I love Aromas Artisan Café and Maya Bakery in Weybridge. Aromas serves freshly made salads, Eastern Mediterranean inspired dishes and great coffee, while Maya bakery offers outstanding sourdough bread. Nest Home and Café in Ripley is such a gem too.

Is there anywhere in Surrey and London you would recommend for Turkish food in particular?

Oklava London is wonderful for the modern interpretation of Turkish and Cypriot dishes. Baked Artisan Bakery in Maidenhead offers great baking goods, salads and some wonderful Turkish food too.

Your favourite / must-visit spots in Istanbul?

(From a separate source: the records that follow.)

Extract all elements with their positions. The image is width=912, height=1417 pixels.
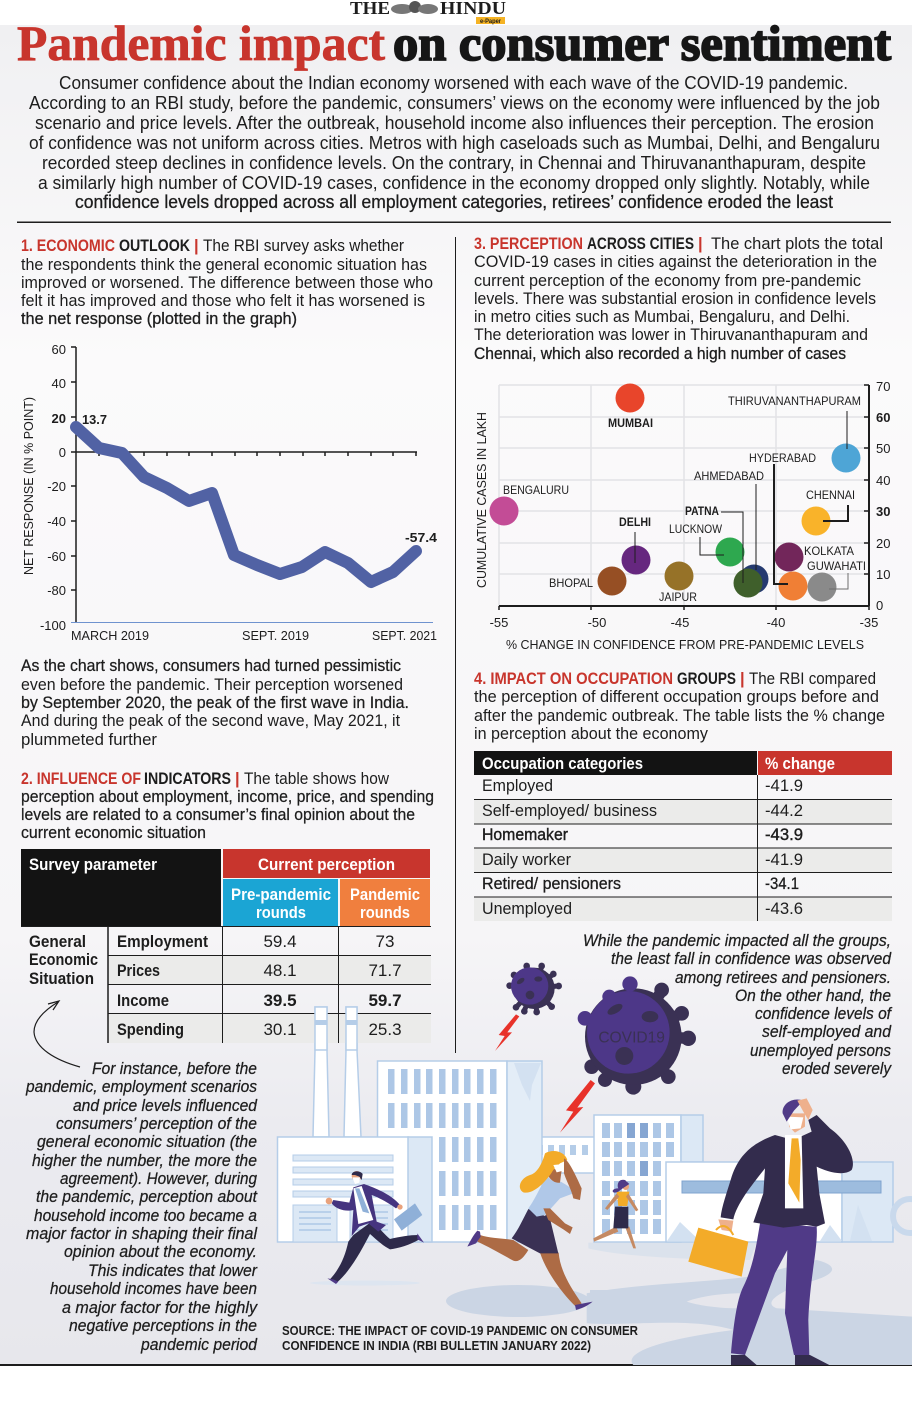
italic note right: the least fall in confidence was observed [611, 949, 891, 968]
table: survey parameters: Spending [117, 1020, 184, 1039]
table: occupation categories: Occupation categories [482, 754, 643, 773]
section 2 text [21, 769, 434, 842]
section 2 text: INDICATORS [144, 770, 231, 788]
section 3 text: | [698, 235, 703, 253]
section 1 text: felt it has improved and those who felt it has worsened is [21, 291, 425, 310]
table: survey parameters [21, 849, 431, 1043]
section 1 text: | [194, 237, 199, 255]
table: occupation categories: -41.9 [765, 850, 803, 869]
italic note left: consumers’ perception of the [56, 1114, 257, 1133]
section 1 text: OUTLOOK [119, 237, 190, 255]
table: survey parameters: Pandemic [350, 885, 420, 904]
line chart: net response: -80 [47, 583, 66, 598]
line chart: net response: SEPT. 2021 [372, 628, 437, 643]
scatter chart: cities: -35 [860, 615, 878, 630]
icon: small lightning bolt [495, 1014, 519, 1051]
section 2 text: The table shows how [244, 769, 390, 788]
masthead logo: e-Paper [480, 19, 502, 25]
scatter chart: cities: 30 [876, 504, 890, 519]
italic note left: For instance, before the [92, 1059, 257, 1078]
intro text block: recorded steep declines in confidence levels. On the contrary, in Chennai and Thiruvananthapuram, despite [42, 153, 866, 173]
scatter chart: cities: LUCKNOW [669, 522, 723, 536]
line chart: net response: -20 [47, 479, 66, 494]
scatter chart: cities: 50 [876, 441, 890, 456]
scatter chart: cities: -40 [767, 615, 785, 630]
scatter chart: cities: -45 [671, 615, 689, 630]
title: on consumer sentiment [393, 15, 891, 71]
factory block [278, 1137, 408, 1242]
line chart: net response: 0 [59, 445, 66, 460]
scatter chart: cities: 10 [876, 567, 890, 582]
paragraph below line chart: by September 2020, the peak of the first wave in India. [21, 693, 409, 712]
scatter chart: cities: 0 [876, 598, 883, 613]
illustration: large standing man with briefcase [688, 1098, 853, 1365]
italic note left: major factor in shaping their final [26, 1224, 258, 1243]
scatter chart: cities: % CHANGE IN CONFIDENCE FROM PRE-PANDEMIC LEVELS [506, 637, 864, 652]
italic note left: pandemic, employment scenarios [25, 1077, 257, 1096]
italic note left [25, 1059, 258, 1354]
italic note right: among retirees and pensioners. [675, 968, 891, 987]
chimney tops over table [315, 1007, 357, 1050]
italic note left: household income too became a [34, 1206, 257, 1225]
scatter chart: cities: -50 [588, 615, 606, 630]
table: occupation categories: Retired/ pensioners [482, 874, 621, 893]
section 1 text: the net response (plotted in the graph) [21, 309, 297, 328]
paragraph below line chart: And during the peak of the second wave, May 2021, it [21, 711, 400, 730]
scatter chart: cities: 40 [876, 473, 890, 488]
section 4 text: 4. IMPACT ON OCCUPATION [474, 670, 673, 688]
intro text block [29, 73, 880, 212]
tall building [378, 1061, 507, 1242]
table: survey parameters: 59.4 [263, 932, 297, 951]
table: survey parameters: General [29, 932, 86, 951]
illustration background scene [278, 1007, 912, 1365]
italic note left: higher the number, the more the [32, 1151, 257, 1170]
table: occupation categories: Self-employed/ business [482, 801, 657, 820]
title [17, 15, 891, 71]
title: Pandemic impact [17, 15, 385, 71]
line chart: net response: -40 [47, 514, 66, 529]
line chart: net response: 60 [52, 342, 66, 357]
section 4 text: after the pandemic outbreak. The table lists the % change [474, 706, 885, 725]
table: occupation categories: Employed [482, 776, 553, 795]
table: survey parameters: rounds [256, 903, 306, 922]
right building with window grid [594, 1115, 681, 1242]
section 2 text: | [235, 770, 240, 788]
line chart: net response [21, 342, 438, 643]
section 1 text: 1. ECONOMIC [21, 237, 115, 255]
source note [282, 1323, 639, 1353]
paragraph below line chart: even before the pandemic. Their perception worsened [21, 675, 403, 694]
scatter chart: cities: DELHI [619, 515, 651, 529]
table: survey parameters: Current perception [258, 855, 395, 874]
section 3 text: 3. PERCEPTION [474, 235, 583, 253]
italic note left: opinion about the economy. [64, 1242, 257, 1261]
italic note right: unemployed persons [750, 1041, 891, 1060]
scatter chart: cities: 60 [876, 410, 890, 425]
scatter chart: cities: HYDERABAD [749, 451, 816, 465]
table: survey parameters: rounds [360, 903, 410, 922]
section 2 text: levels are related to a consumer’s final opinion about the [21, 805, 415, 824]
italic note right: eroded severely [782, 1059, 892, 1078]
line chart: net response: MARCH 2019 [71, 628, 149, 643]
table: survey parameters: Survey parameter [29, 855, 157, 874]
section 2 text: 2. INFLUENCE OF [21, 770, 141, 788]
line chart: net response: SEPT. 2019 [242, 628, 309, 643]
scatter chart: cities: AHMEDABAD [694, 469, 764, 483]
italic note right: While the pandemic impacted all the groups, [583, 931, 891, 950]
icon: large lightning bolt [560, 1080, 595, 1133]
line chart: net response: -57.4 [405, 530, 438, 545]
intro text block: scenario and price levels. After the outbreak, household income also influences their perception. The erosion [35, 113, 874, 133]
table: survey parameters: 25.3 [368, 1020, 402, 1039]
section 3 text: ACROSS CITIES [587, 235, 694, 253]
paragraph below line chart: plummeted further [21, 730, 157, 749]
section 3 text: in metro cities such as Mumbai, Bengaluru, and Delhi. [474, 307, 850, 326]
table: survey parameters: Situation [29, 969, 94, 988]
italic note right: self-employed and [762, 1022, 891, 1041]
scatter chart: cities: -55 [490, 615, 508, 630]
source note: CONFIDENCE IN INDIA (RBI BULLETIN JANUARY 2022) [282, 1338, 591, 1353]
illustration: running man [326, 1171, 424, 1284]
ground shadows [587, 1243, 912, 1365]
italic note left: the pandemic, perception about [36, 1187, 258, 1206]
illustration: running woman [467, 1151, 593, 1310]
scatter chart: cities: JAIPUR [659, 590, 697, 604]
section 4 text: | [740, 670, 745, 688]
scatter chart: cities: CHENNAI [806, 488, 855, 502]
table: occupation categories: -43.9 [765, 825, 803, 844]
italic note left: pandemic period [140, 1335, 257, 1354]
table: occupation categories: % change [765, 754, 835, 773]
table: occupation categories [474, 751, 892, 921]
section 3 text: Chennai, which also recorded a high number of cases [474, 344, 846, 363]
section 2 text: perception about employment, income, price, and spending [21, 787, 434, 806]
scatter chart: cities: MUMBAI [608, 416, 653, 430]
table: survey parameters: 39.5 [263, 991, 297, 1010]
italic note left: negative perceptions in the [69, 1316, 257, 1335]
table: survey parameters: 71.7 [368, 961, 402, 980]
table: occupation categories: -34.1 [765, 874, 799, 893]
scatter chart: cities: CUMULATIVE CASES IN LAKH [474, 412, 489, 588]
chimneys [313, 1007, 329, 1137]
paragraph below line chart: As the chart shows, consumers had turned pessimistic [21, 656, 401, 675]
section 3 text: current perception of the economy from pre-pandemic [474, 271, 861, 290]
line chart: net response: NET RESPONSE (IN % POINT) [21, 397, 36, 575]
scatter chart: cities: THIRUVANANTHAPURAM [728, 394, 861, 408]
section 1 text [21, 236, 433, 328]
section 1 text: The RBI survey asks whether [203, 236, 404, 255]
table: survey parameters: Prices [117, 961, 160, 980]
table: survey parameters: Economic [29, 950, 98, 969]
line chart: net response: 20 [52, 411, 66, 426]
italic note left: a major factor for the highly [62, 1298, 258, 1317]
section 4 text [474, 669, 885, 743]
intro text block: a similarly high number of COVID-19 cases, confidence in the economy dropped only slightly. Notably, while [38, 173, 870, 193]
scatter chart: cities: 70 [876, 379, 890, 394]
table: survey parameters: 59.7 [368, 991, 402, 1010]
table: occupation categories: Daily worker [482, 850, 571, 869]
table: occupation categories: Homemaker [482, 825, 568, 844]
section 3 text [474, 234, 883, 363]
table: survey parameters: 48.1 [263, 961, 297, 980]
italic note right [583, 931, 893, 1078]
line chart: net response: 40 [52, 376, 66, 391]
scatter chart: cities [474, 379, 890, 652]
section 2 text: current economic situation [21, 823, 206, 842]
italic note left: This indicates that lower [88, 1261, 258, 1280]
section 3 text: The chart plots the total [711, 234, 883, 253]
section 4 text: The RBI compared [749, 669, 876, 688]
section 3 text: The deterioration was lower in Thiruvananthapuram and [474, 325, 868, 344]
table: survey parameters: Income [117, 991, 169, 1010]
table: occupation categories: Unemployed [482, 899, 572, 918]
scatter chart: cities: KOLKATA [804, 544, 854, 558]
low building [519, 1137, 595, 1173]
arrow: curved pointer to general economic situation [34, 1001, 80, 1067]
scatter chart: cities: GUWAHATI [807, 559, 866, 573]
section 3 text: COVID-19 cases in cities against the deterioration in the [474, 252, 877, 271]
section 1 text: improved or worsened. The difference between those who [21, 273, 433, 292]
table: survey parameters: Employment [117, 932, 208, 951]
italic note left: agreement). However, during [60, 1169, 257, 1188]
line chart: net response: 13.7 [82, 412, 107, 427]
illustration: small walking woman [593, 1180, 638, 1248]
icon: small virus [506, 963, 562, 1015]
scatter chart: cities: BENGALURU [503, 483, 569, 497]
table: occupation categories: -44.2 [765, 801, 803, 820]
line chart: net response: -60 [47, 549, 66, 564]
wide right building [666, 1162, 842, 1242]
icon: large virus with COVID19 label [578, 976, 696, 1095]
intro text block: According to an RBI study, before the pandemic, consumers’ views on the economy were influenced by the job [29, 93, 880, 113]
scatter chart: cities: BHOPAL [549, 576, 593, 590]
table: survey parameters: 30.1 [263, 1020, 297, 1039]
section 3 text: levels. There was substantial erosion in confidence levels [474, 289, 876, 308]
italic note right: On the other hand, the [735, 986, 891, 1005]
table: survey parameters: 73 [376, 932, 394, 951]
italic note left: and price levels influenced [73, 1096, 257, 1115]
section 1 text: the respondents think the general economic situation has [21, 255, 427, 274]
paragraph below line chart [21, 656, 409, 749]
icon: large virus with COVID19 label: COVID19 [598, 1029, 665, 1046]
scatter chart: cities: 20 [876, 536, 890, 551]
section 4 text: in perception about the economy [474, 724, 708, 743]
table: survey parameters: Pre-pandemic [231, 885, 331, 904]
table: occupation categories: -41.9 [765, 776, 803, 795]
intro text block: confidence levels dropped across all employment categories, retirees’ confidence eroded the least [75, 192, 833, 212]
intro text block: of confidence was not uniform across cities. Metros with high caseloads such as Mumbai, Delhi, and Bengaluru [29, 133, 880, 153]
italic note right: confidence levels of [755, 1004, 893, 1023]
source note: SOURCE: THE IMPACT OF COVID-19 PANDEMIC ON CONSUMER [282, 1323, 639, 1338]
masthead logo [350, 0, 506, 25]
scatter chart: cities: PATNA [685, 504, 719, 518]
italic note left: general economic situation (the [37, 1132, 257, 1151]
table: occupation categories: -43.6 [765, 899, 803, 918]
intro text block: Consumer confidence about the Indian economy worsened with each wave of the COVID-19 pandemic. [59, 73, 848, 93]
section 4 text: GROUPS [677, 670, 736, 688]
line chart: net response: -100 [40, 618, 66, 633]
italic note left: household incomes have been [50, 1279, 257, 1298]
section 4 text: the perception of different occupation groups before and [474, 687, 879, 706]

Istanbul is a fascinating city where old meets new. I love Old Istanbul, Sultanahmet region; home to the Blue Mosque, Basilica Cistern and Hagia Sophia – this area would be high on my list.

As a foodie, I could spend a day at the Spice Market, Misir Carsisi. Make sure to stock up for spices, dried fruit, nuts and Turkish delight there. I would also highly recommend taking a boat trip along the Bosphorus and appreciate the beauty of both the Asian and European sides of the city.

Street food is also amazing. Try Simit; Sesame encrusted bread rings, our iconic street food. Ciya restaurant on the Asian side would also be a wonderful spot to visit and enjoy regional Turkish food.